Whiteflies

Whiteflies, also referred to as Aleyrodidae, are winged insects with soft bodies that share a close relation to aphids and mealybugs. They can be found in virtually any region, but their small size often allows them to blend in with their surroundings.

Measuring as small as 1/12 of an inch, whiteflies have a somewhat triangular shape and tend to gather in groups on the undersides of leaves. Unlike nocturnal pests, they are active during the daytime, making them relatively easier to detect. In warmer climates, whiteflies can survive winter and reproduce throughout the year.

One well-known type of whitefly is the silver leaf whitefly, which is slightly smaller and has a more yellowish hue compared to other whiteflies. Silver leaf whiteflies are particularly prevalent in tropical regions.

All species of whiteflies have an impact on a wide range of plants.

Whiteflies are commonly observed during the warm months, particularly in mid- to late-summer, and they are also frequently encountered as pests in greenhouse environments.

Feeding and Damage

Whiteflies have a feeding behavior in which they insert their stylet-like mouthparts into plant tissues, specifically the phloem, to extract plant juices. They consume more plant juice than they can effectively digest, resulting in the excretion of excess sugary liquid known as honeydew.

The honeydew coats the surfaces of leaves and provides an ideal environment for the growth of a black fungus called sooty mold. This mold can cause fungal diseases and also disrupt the process of photosynthesis.

It is important to note that whiteflies can transmit the leaf curl virus to plants.

To eliminate the presence of sooty mold, honeydew residue, and other contaminants from the surface of leaves, you can apply a mixture of JAMBO CLEAN (100ml) and water (20 liters), along with INTEGRA (3ml) mixed in 20 liters of water.

Sooty mold is a common issue that affects citrus plants.

IDENTIFICATION

Whiteflies extract plant juices, leading to the secretion of a sticky substance called honeydew.

As a result of whitefly feeding, plants experience rapid weakening and may struggle to undergo photosynthesis. Symptoms include wilting leaves, pale or yellow discoloration, and stunted growth.

The presence of honeydew indicates that whiteflies have been feeding for several days, and you might also notice the presence of ants, which are attracted to the honeydew.

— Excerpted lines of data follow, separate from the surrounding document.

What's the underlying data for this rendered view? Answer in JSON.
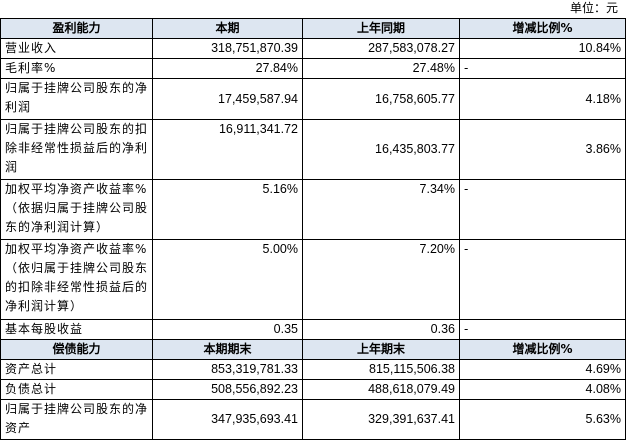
{
  "unit_label": "单位：元",
  "profit_section": {
    "headers": [
      "盈利能力",
      "本期",
      "上年同期",
      "增减比例%"
    ],
    "rows": [
      {
        "label": "营业收入",
        "current": "318,751,870.39",
        "previous": "287,583,078.27",
        "change": "10.84%"
      },
      {
        "label": "毛利率%",
        "current": "27.84%",
        "previous": "27.48%",
        "change": "-"
      },
      {
        "label": "归属于挂牌公司股东的净利润",
        "current": "17,459,587.94",
        "previous": "16,758,605.77",
        "change": "4.18%"
      },
      {
        "label": "归属于挂牌公司股东的扣除非经常性损益后的净利润",
        "current": "16,911,341.72",
        "previous": "16,435,803.77",
        "change": "3.86%"
      },
      {
        "label": "加权平均净资产收益率%（依据归属于挂牌公司股东的净利润计算）",
        "current": "5.16%",
        "previous": "7.34%",
        "change": "-"
      },
      {
        "label": "加权平均净资产收益率%（依归属于挂牌公司股东的扣除非经常性损益后的净利润计算）",
        "current": "5.00%",
        "previous": "7.20%",
        "change": "-"
      },
      {
        "label": "基本每股收益",
        "current": "0.35",
        "previous": "0.36",
        "change": "-"
      }
    ]
  },
  "solvency_section": {
    "headers": [
      "偿债能力",
      "本期期末",
      "上年期末",
      "增减比例%"
    ],
    "rows": [
      {
        "label": "资产总计",
        "current": "853,319,781.33",
        "previous": "815,115,506.38",
        "change": "4.69%"
      },
      {
        "label": "负债总计",
        "current": "508,556,892.23",
        "previous": "488,618,079.49",
        "change": "4.08%"
      },
      {
        "label": "归属于挂牌公司股东的净资产",
        "current": "347,935,693.41",
        "previous": "329,391,637.41",
        "change": "5.63%"
      }
    ]
  }
}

To identify whiteflies, inspect the undersides of leaves, particularly along the veins, even if the insects themselves are not visible. Additionally, feel the leaf surfaces for the presence of honeydew. When disturbed, whiteflies will swiftly fly off the leaves in a swarm.

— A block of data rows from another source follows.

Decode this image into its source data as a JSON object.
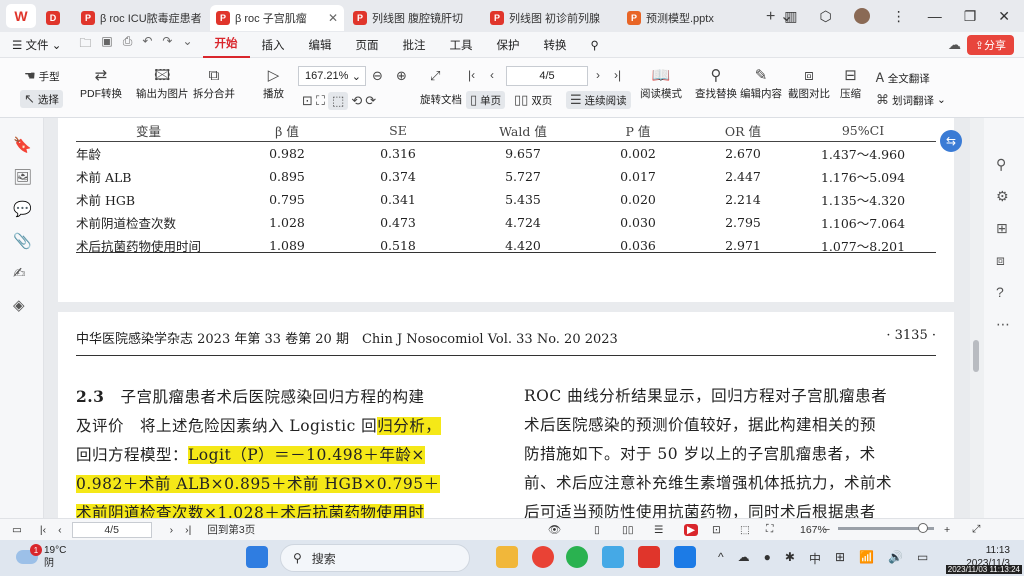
{
  "app": {
    "logo": "W"
  },
  "tabs": [
    {
      "label": "稻壳",
      "type": "docer"
    },
    {
      "label": "β roc ICU脓毒症患者",
      "type": "pdf"
    },
    {
      "label": "β roc 子宫肌瘤",
      "type": "pdf",
      "active": true
    },
    {
      "label": "列线图 腹腔镜肝切",
      "type": "pdf"
    },
    {
      "label": "列线图 初诊前列腺",
      "type": "pdf"
    },
    {
      "label": "预测模型.pptx",
      "type": "pptx"
    }
  ],
  "menu": {
    "file": "文件",
    "items": [
      "开始",
      "插入",
      "编辑",
      "页面",
      "批注",
      "工具",
      "保护",
      "转换"
    ],
    "active": "开始",
    "share": "分享"
  },
  "ribbon": {
    "hand": "手型",
    "select": "选择",
    "pdf_convert": "PDF转换",
    "export_image": "输出为图片",
    "split_merge": "拆分合并",
    "play": "播放",
    "zoom": "167.21%",
    "page": "4/5",
    "rotate": "旋转文档",
    "single": "单页",
    "double": "双页",
    "continuous": "连续阅读",
    "read_mode": "阅读模式",
    "find_replace": "查找替换",
    "edit_content": "编辑内容",
    "screenshot_compare": "截图对比",
    "compress": "压缩",
    "full_translate": "全文翻译",
    "word_translate": "划词翻译"
  },
  "table": {
    "headers": [
      "变量",
      "β 值",
      "SE",
      "Wald 值",
      "P 值",
      "OR 值",
      "95%CI"
    ],
    "rows": [
      [
        "年龄",
        "0.982",
        "0.316",
        "9.657",
        "0.002",
        "2.670",
        "1.437～4.960"
      ],
      [
        "术前 ALB",
        "0.895",
        "0.374",
        "5.727",
        "0.017",
        "2.447",
        "1.176～5.094"
      ],
      [
        "术前 HGB",
        "0.795",
        "0.341",
        "5.435",
        "0.020",
        "2.214",
        "1.135～4.320"
      ],
      [
        "术前阴道检查次数",
        "1.028",
        "0.473",
        "4.724",
        "0.030",
        "2.795",
        "1.106～7.064"
      ],
      [
        "术后抗菌药物使用时间",
        "1.089",
        "0.518",
        "4.420",
        "0.036",
        "2.971",
        "1.077～8.201"
      ]
    ]
  },
  "journal": {
    "left": "中华医院感染学杂志 2023 年第 33 卷第 20 期　Chin J Nosocomiol Vol. 33 No. 20 2023",
    "right": "· 3135 ·"
  },
  "body_left": {
    "sec": "2.3",
    "l1": "子宫肌瘤患者术后医院感染回归方程的构建",
    "l2a": "及评价　将上述危险因素纳入 Logistic 回",
    "l2b": "归分析，",
    "l3a": "回归方程模型：",
    "l3b": "Logit（P）＝－10.498＋年龄×",
    "l4": "0.982＋术前 ALB×0.895＋术前 HGB×0.795＋",
    "l5": "术前阴道检查次数×1.028＋术后抗菌药物使用时"
  },
  "body_right": [
    "ROC 曲线分析结果显示，回归方程对子宫肌瘤患者",
    "术后医院感染的预测价值较好，据此构建相关的预",
    "防措施如下。对于 50 岁以上的子宫肌瘤患者，术",
    "前、术后应注意补充维生素增强机体抵抗力，术前术",
    "后可适当预防性使用抗菌药物，同时术后根据患者"
  ],
  "status": {
    "page": "4/5",
    "back": "回到第3页",
    "zoom": "167%"
  },
  "taskbar": {
    "temp": "19°C",
    "weather": "阴",
    "badge": "1",
    "search": "搜索",
    "time": "11:13",
    "date": "2023/11/3",
    "stamp": "2023/11/03 11:13:24"
  }
}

It is worth noting that whiteflies also lay eggs on the undersides of leaves, marking the beginning of a new generation. Once the eggs hatch, the larvae will appear as small white oval shapes without legs. Although they remain stationary, they immediately commence feeding on plant juice. This is why gardeners often overlook whiteflies until the infestation is well underway.

Biology

Female whiteflies have the ability to lay a substantial number of eggs, with a potential production of up to 400 eggs. The eggs typically take around one week to a month to hatch and are commonly arranged in a circular arrangement. When newly laid, the eggs have a pale yellow color, but as they approach hatching, they turn brown.

Control

These small insects that pierce and suck plant juices are known for their resistance to chemicals, which they develop rapidly. However, Green Life Crop Protection offers highly effective and affordable solutions for their control. It is recommended to alternate the use of the following chemicals:

  • Taurus 500 SP: Mix 15g with 20 liters of water.
  • Presento 200 SP: Mix 5g with 20 liters of water.
  • Profile 440EC: Mix 30ml with 20 liters of water.
  • Emerald 200SL: Mix 10ml with 20 liters of water.
  • King Code Elite 50EC: Mix 10ml with 20 liters of water.

Note: Always add Integra at a rate of 3ml per 20 liters of water. Integra serves as a sticker, wetter, spreader, and penetrant. It ensures that the sprayed products adhere to the leaves and stems, spreads across all areas of the leaves, and reaches the undersides. This property maximizes the effectiveness of the products in eliminating the onion thrips.